Date of this Version
Lindstrom T, Grear DA, Buhnerkempe M, Webb CT, Miller RS, et al. (2013) A Bayesian Approach for Modeling Cattle Movements in the United States: Scaling up a Partially Observed Network. PLoS ONE 8(1): e53432. doi:10.1371/journal.pone.0053432
Networks are rarely completely observed and prediction of unobserved edges is an important problem, especially in disease spread modeling where networks are used to represent the pattern of contacts. We focus on a partially observed cattle movement network in the U.S. and present a method for scaling up to a full network based on Bayesian inference, with the aim of informing epidemic disease spread models in the United States. The observed network is a 10% state stratified sample of Interstate Certificates of Veterinary Inspection that are required for interstate movement; describing approximately 20,000 movements from 47 of the contiguous states, with origins and destinations aggregated at the county level. We address how to scale up the 10% sample and predict unobserved intrastate movements based on observed movement distances. Edge prediction based on a distance kernel is not straightforward because the probability of movement does not always decline monotonically with distance due to underlying industry infrastructure.
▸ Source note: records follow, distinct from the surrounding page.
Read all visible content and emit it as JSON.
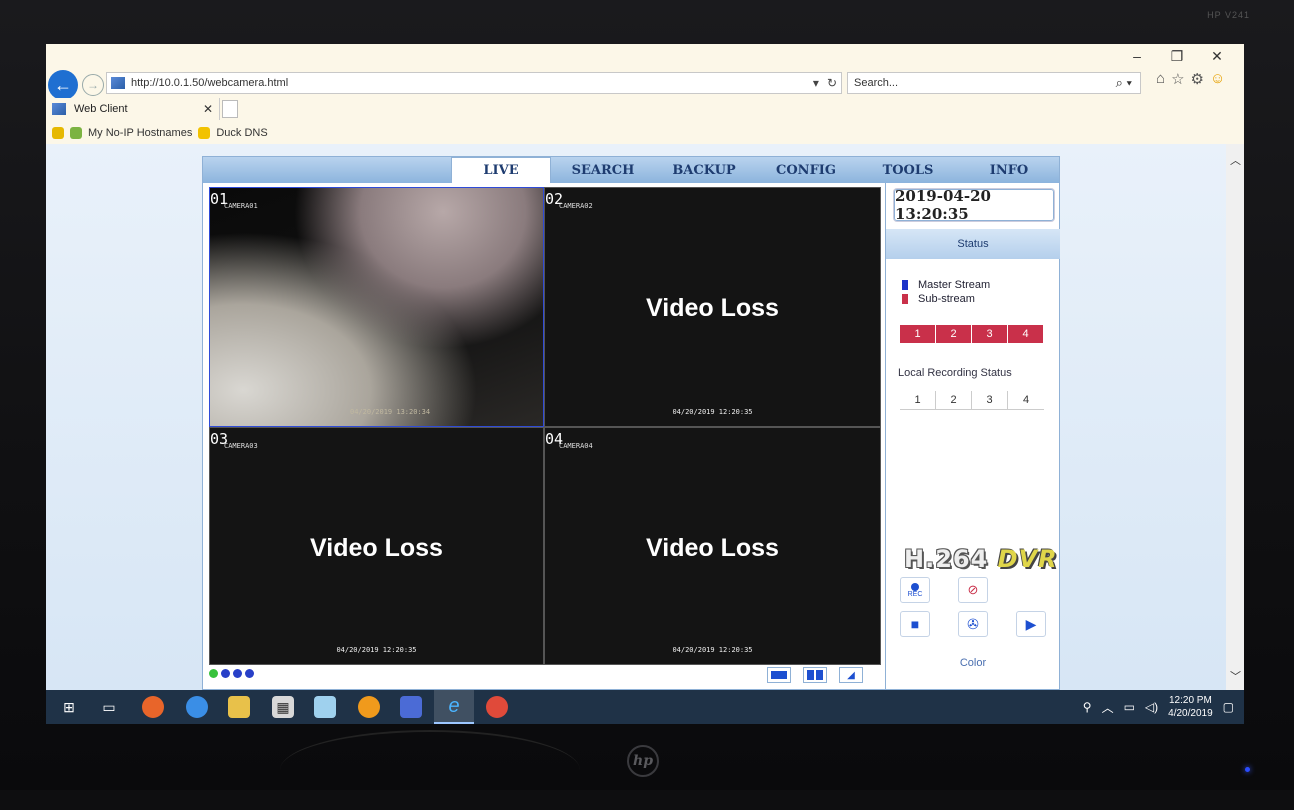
{
  "monitor": {
    "model": "HP V241",
    "brand": "hp"
  },
  "browser": {
    "window_controls": [
      "–",
      "❐",
      "✕"
    ],
    "url": "http://10.0.1.50/webcamera.html",
    "search_placeholder": "Search...",
    "tab_title": "Web Client",
    "favorites": [
      "My No-IP Hostnames",
      "Duck DNS"
    ]
  },
  "dvr": {
    "nav_tabs": [
      "LIVE",
      "SEARCH",
      "BACKUP",
      "CONFIG",
      "TOOLS",
      "INFO"
    ],
    "active_tab": "LIVE",
    "channels": [
      {
        "num": "01",
        "name": "CAMERA01",
        "timestamp": "04/20/2019 13:20:34",
        "video_loss": ""
      },
      {
        "num": "02",
        "name": "CAMERA02",
        "timestamp": "04/20/2019 12:20:35",
        "video_loss": "Video Loss"
      },
      {
        "num": "03",
        "name": "CAMERA03",
        "timestamp": "04/20/2019 12:20:35",
        "video_loss": "Video Loss"
      },
      {
        "num": "04",
        "name": "CAMERA04",
        "timestamp": "04/20/2019 12:20:35",
        "video_loss": "Video Loss"
      }
    ],
    "side": {
      "datetime": "2019-04-20 13:20:35",
      "status_header": "Status",
      "legend_master": "Master Stream",
      "legend_sub": "Sub-stream",
      "stream_channels": [
        "1",
        "2",
        "3",
        "4"
      ],
      "recording_label": "Local Recording Status",
      "recording_channels": [
        "1",
        "2",
        "3",
        "4"
      ],
      "logo_main": "H.264",
      "logo_dvr": "DVR",
      "rec_text": "REC",
      "color_label": "Color"
    },
    "colors": {
      "master": "#1d33c9",
      "sub": "#c9304a",
      "accent": "#1d4fd0"
    }
  },
  "taskbar": {
    "time": "12:20 PM",
    "date": "4/20/2019"
  }
}
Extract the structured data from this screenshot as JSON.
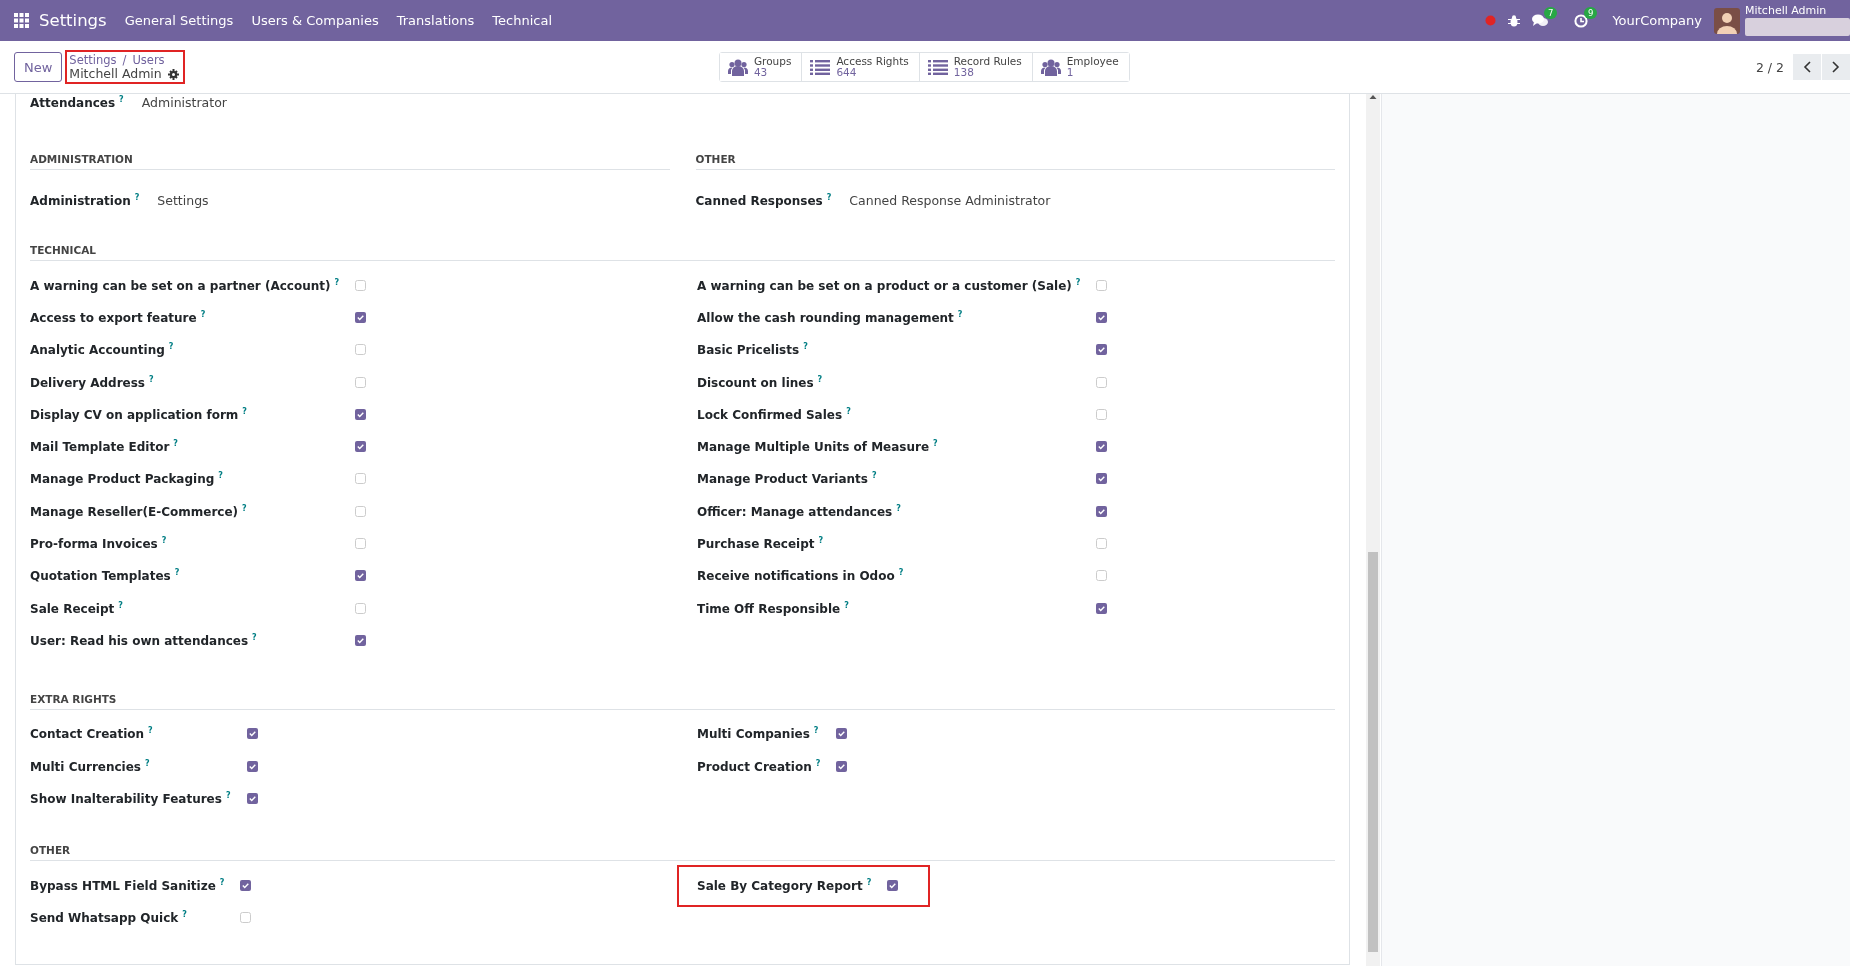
{
  "navbar": {
    "app": "Settings",
    "menus": [
      "General Settings",
      "Users & Companies",
      "Translations",
      "Technical"
    ],
    "chat_badge": "7",
    "activity_badge": "9",
    "company": "YourCompany",
    "user": "Mitchell Admin"
  },
  "control_panel": {
    "new_button": "New",
    "breadcrumb": [
      "Settings",
      "Users"
    ],
    "breadcrumb_separator": "/",
    "current": "Mitchell Admin",
    "highlighted": true,
    "smart_buttons": [
      {
        "kind": "users",
        "label": "Groups",
        "value": "43"
      },
      {
        "kind": "list",
        "label": "Access Rights",
        "value": "644"
      },
      {
        "kind": "list",
        "label": "Record Rules",
        "value": "138"
      },
      {
        "kind": "users",
        "label": "Employee",
        "value": "1"
      }
    ],
    "pager": "2 / 2"
  },
  "top_field": {
    "label": "Attendances",
    "help": "?",
    "value": "Administrator"
  },
  "blocks": [
    {
      "kind": "split",
      "sections": [
        {
          "title": "ADMINISTRATION",
          "fields": [
            {
              "label": "Administration",
              "help": "?",
              "value": "Settings"
            }
          ]
        },
        {
          "title": "OTHER",
          "fields": [
            {
              "label": "Canned Responses",
              "help": "?",
              "value": "Canned Response Administrator"
            }
          ]
        }
      ]
    },
    {
      "kind": "checks",
      "title": "TECHNICAL",
      "columns": [
        [
          {
            "label": "A warning can be set on a partner (Account)",
            "help": "?",
            "checked": false
          },
          {
            "label": "Access to export feature",
            "help": "?",
            "checked": true
          },
          {
            "label": "Analytic Accounting",
            "help": "?",
            "checked": false
          },
          {
            "label": "Delivery Address",
            "help": "?",
            "checked": false
          },
          {
            "label": "Display CV on application form",
            "help": "?",
            "checked": true
          },
          {
            "label": "Mail Template Editor",
            "help": "?",
            "checked": true
          },
          {
            "label": "Manage Product Packaging",
            "help": "?",
            "checked": false
          },
          {
            "label": "Manage Reseller(E-Commerce)",
            "help": "?",
            "checked": false
          },
          {
            "label": "Pro-forma Invoices",
            "help": "?",
            "checked": false
          },
          {
            "label": "Quotation Templates",
            "help": "?",
            "checked": true
          },
          {
            "label": "Sale Receipt",
            "help": "?",
            "checked": false
          },
          {
            "label": "User: Read his own attendances",
            "help": "?",
            "checked": true
          }
        ],
        [
          {
            "label": "A warning can be set on a product or a customer (Sale)",
            "help": "?",
            "checked": false
          },
          {
            "label": "Allow the cash rounding management",
            "help": "?",
            "checked": true
          },
          {
            "label": "Basic Pricelists",
            "help": "?",
            "checked": true
          },
          {
            "label": "Discount on lines",
            "help": "?",
            "checked": false
          },
          {
            "label": "Lock Confirmed Sales",
            "help": "?",
            "checked": false
          },
          {
            "label": "Manage Multiple Units of Measure",
            "help": "?",
            "checked": true
          },
          {
            "label": "Manage Product Variants",
            "help": "?",
            "checked": true
          },
          {
            "label": "Officer: Manage attendances",
            "help": "?",
            "checked": true
          },
          {
            "label": "Purchase Receipt",
            "help": "?",
            "checked": false
          },
          {
            "label": "Receive notifications in Odoo",
            "help": "?",
            "checked": false
          },
          {
            "label": "Time Off Responsible",
            "help": "?",
            "checked": true
          }
        ]
      ]
    },
    {
      "kind": "checks",
      "title": "EXTRA RIGHTS",
      "columns": [
        [
          {
            "label": "Contact Creation",
            "help": "?",
            "checked": true
          },
          {
            "label": "Multi Currencies",
            "help": "?",
            "checked": true
          },
          {
            "label": "Show Inalterability Features",
            "help": "?",
            "checked": true
          }
        ],
        [
          {
            "label": "Multi Companies",
            "help": "?",
            "checked": true
          },
          {
            "label": "Product Creation",
            "help": "?",
            "checked": true
          }
        ]
      ]
    },
    {
      "kind": "checks",
      "title": "OTHER",
      "columns": [
        [
          {
            "label": "Bypass HTML Field Sanitize",
            "help": "?",
            "checked": true
          },
          {
            "label": "Send Whatsapp Quick",
            "help": "?",
            "checked": false
          }
        ],
        [
          {
            "label": "Sale By Category Report",
            "help": "?",
            "checked": true,
            "highlighted": true
          }
        ]
      ]
    }
  ]
}
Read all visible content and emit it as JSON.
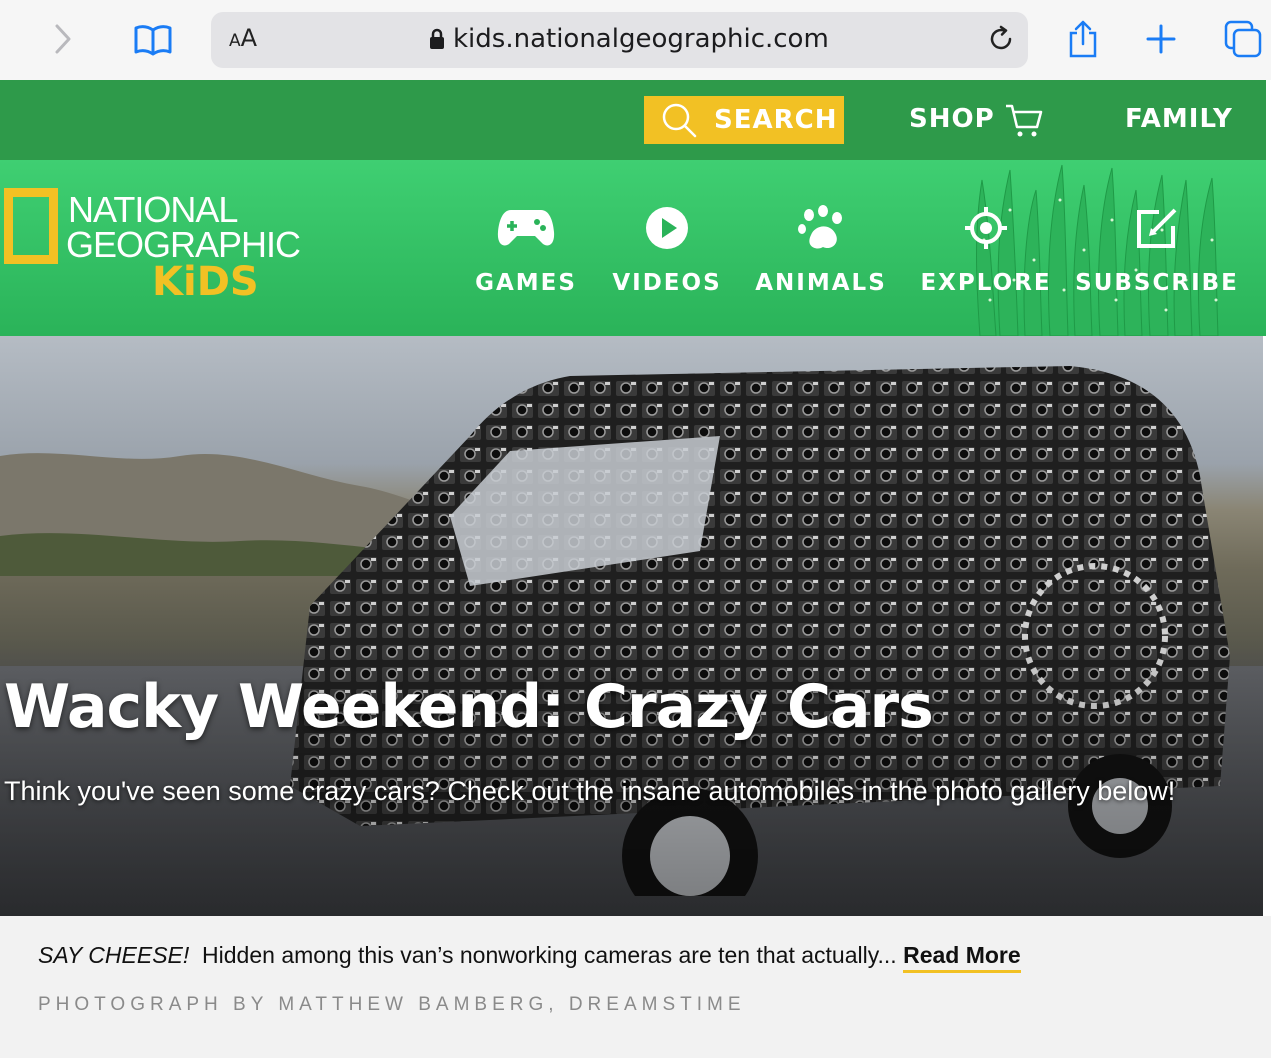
{
  "browser": {
    "text_size_small": "A",
    "text_size_large": "A",
    "url": "kids.nationalgeographic.com"
  },
  "topbar": {
    "search_label": "SEARCH",
    "shop_label": "SHOP",
    "family_label": "FAMILY"
  },
  "logo": {
    "line1": "NATIONAL",
    "line2": "GEOGRAPHIC",
    "line3": "KiDS"
  },
  "nav": {
    "items": [
      {
        "label": "GAMES",
        "icon": "gamepad-icon"
      },
      {
        "label": "VIDEOS",
        "icon": "play-icon"
      },
      {
        "label": "ANIMALS",
        "icon": "paw-icon"
      },
      {
        "label": "EXPLORE",
        "icon": "target-icon"
      },
      {
        "label": "SUBSCRIBE",
        "icon": "edit-icon"
      }
    ]
  },
  "hero": {
    "title": "Wacky Weekend: Crazy Cars",
    "subtitle": "Think you've seen some crazy cars? Check out the insane automobiles in the photo gallery below!"
  },
  "caption": {
    "lead": "SAY CHEESE!",
    "text": "Hidden among this van’s nonworking cameras are ten that actually...",
    "read_more": "Read More",
    "credit": "PHOTOGRAPH BY MATTHEW BAMBERG, DREAMSTIME"
  },
  "colors": {
    "topbar_green": "#2e9a4a",
    "nav_green": "#3fcf72",
    "accent_yellow": "#f2c124",
    "browser_blue": "#1a7cf5"
  }
}
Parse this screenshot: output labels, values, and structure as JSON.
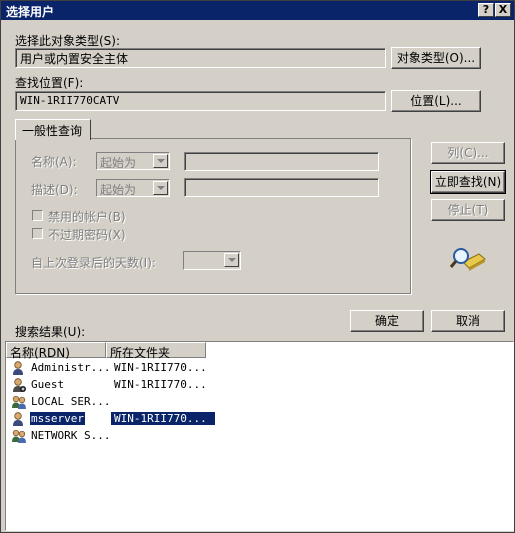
{
  "window": {
    "title": "选择用户",
    "help_label": "?",
    "close_label": "X"
  },
  "object_type": {
    "label": "选择此对象类型(S):",
    "value": "用户或内置安全主体",
    "button": "对象类型(O)..."
  },
  "location": {
    "label": "查找位置(F):",
    "value": "WIN-1RII770CATV",
    "button": "位置(L)..."
  },
  "query": {
    "tab": "一般性查询",
    "name_label": "名称(A):",
    "name_mode": "起始为",
    "desc_label": "描述(D):",
    "desc_mode": "起始为",
    "disabled_accounts": "禁用的帐户(B)",
    "non_expiring_pw": "不过期密码(X)",
    "days_label": "自上次登录后的天数(I):"
  },
  "actions": {
    "columns": "列(C)...",
    "find_now": "立即查找(N)",
    "stop": "停止(T)",
    "ok": "确定",
    "cancel": "取消"
  },
  "results": {
    "label": "搜索结果(U):",
    "columns": [
      "名称(RDN)",
      "所在文件夹"
    ],
    "rows": [
      {
        "name": "Administr...",
        "folder": "WIN-1RII770...",
        "icon": "user-icon"
      },
      {
        "name": "Guest",
        "folder": "WIN-1RII770...",
        "icon": "guest-user-icon"
      },
      {
        "name": "LOCAL SER...",
        "folder": "",
        "icon": "group-icon"
      },
      {
        "name": "msserver",
        "folder": "WIN-1RII770...",
        "icon": "user-icon",
        "selected": true
      },
      {
        "name": "NETWORK S...",
        "folder": "",
        "icon": "group-icon"
      }
    ]
  },
  "colors": {
    "titlebar": "#0a246a",
    "face": "#d4d0c8",
    "selection": "#0a246a"
  }
}
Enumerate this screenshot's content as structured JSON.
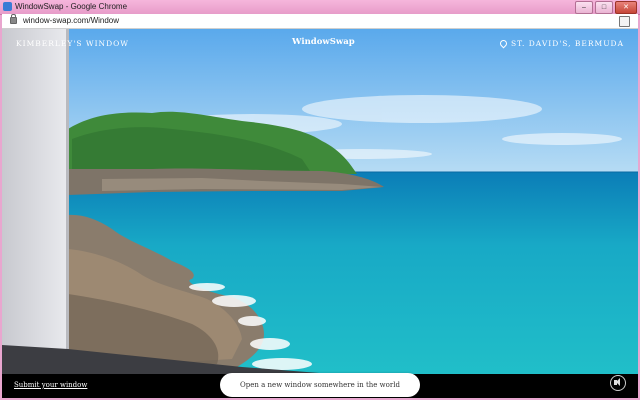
{
  "browser": {
    "title": "WindowSwap - Google Chrome",
    "url": "window-swap.com/Window",
    "controls": [
      "–",
      "□",
      "✕"
    ]
  },
  "page": {
    "window_owner": "KIMBERLEY'S WINDOW",
    "brand": "WindowSwap",
    "location": "ST. DAVID'S, BERMUDA",
    "submit_link": "Submit your window",
    "open_button": "Open a new window somewhere in the world"
  },
  "colors": {
    "sky": "#6db6ee",
    "sea_turquoise": "#1cb6c8",
    "sea_deep": "#0e7fb6",
    "vegetation": "#3f8a3a",
    "rock": "#8a7c6c",
    "frame_pink": "#e9a6cf"
  },
  "icons": {
    "lock": "lock-icon",
    "extension": "extension-icon",
    "pin": "map-pin-icon",
    "sound": "speaker-icon"
  }
}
Hence, we propose a spatially explicit model where the probability of movement depends on distance, number of premises per county and historical imports of animals. Our model performs well in recapturing overall metrics of the observed network at the node level (U.S. counties), including degree centrality and betweenness; and performs better compared to randomized networks. Kernel generated movement networks also recapture observed global network metrics, including network size, transitivity, reciprocity, and assortativity better than randomized networks. In addition, predicted movements are similar to observed when aggregated at the state level (a broader geographic level relevant for policy) and are concentrated around states where key infrastructures, such as feedlots, are common. We conclude that the method generally performs well in predicting both coarse geographical patterns and network structure and is a promising method to generate full networks that incorporate the uncertainty of sampled and unobserved contacts.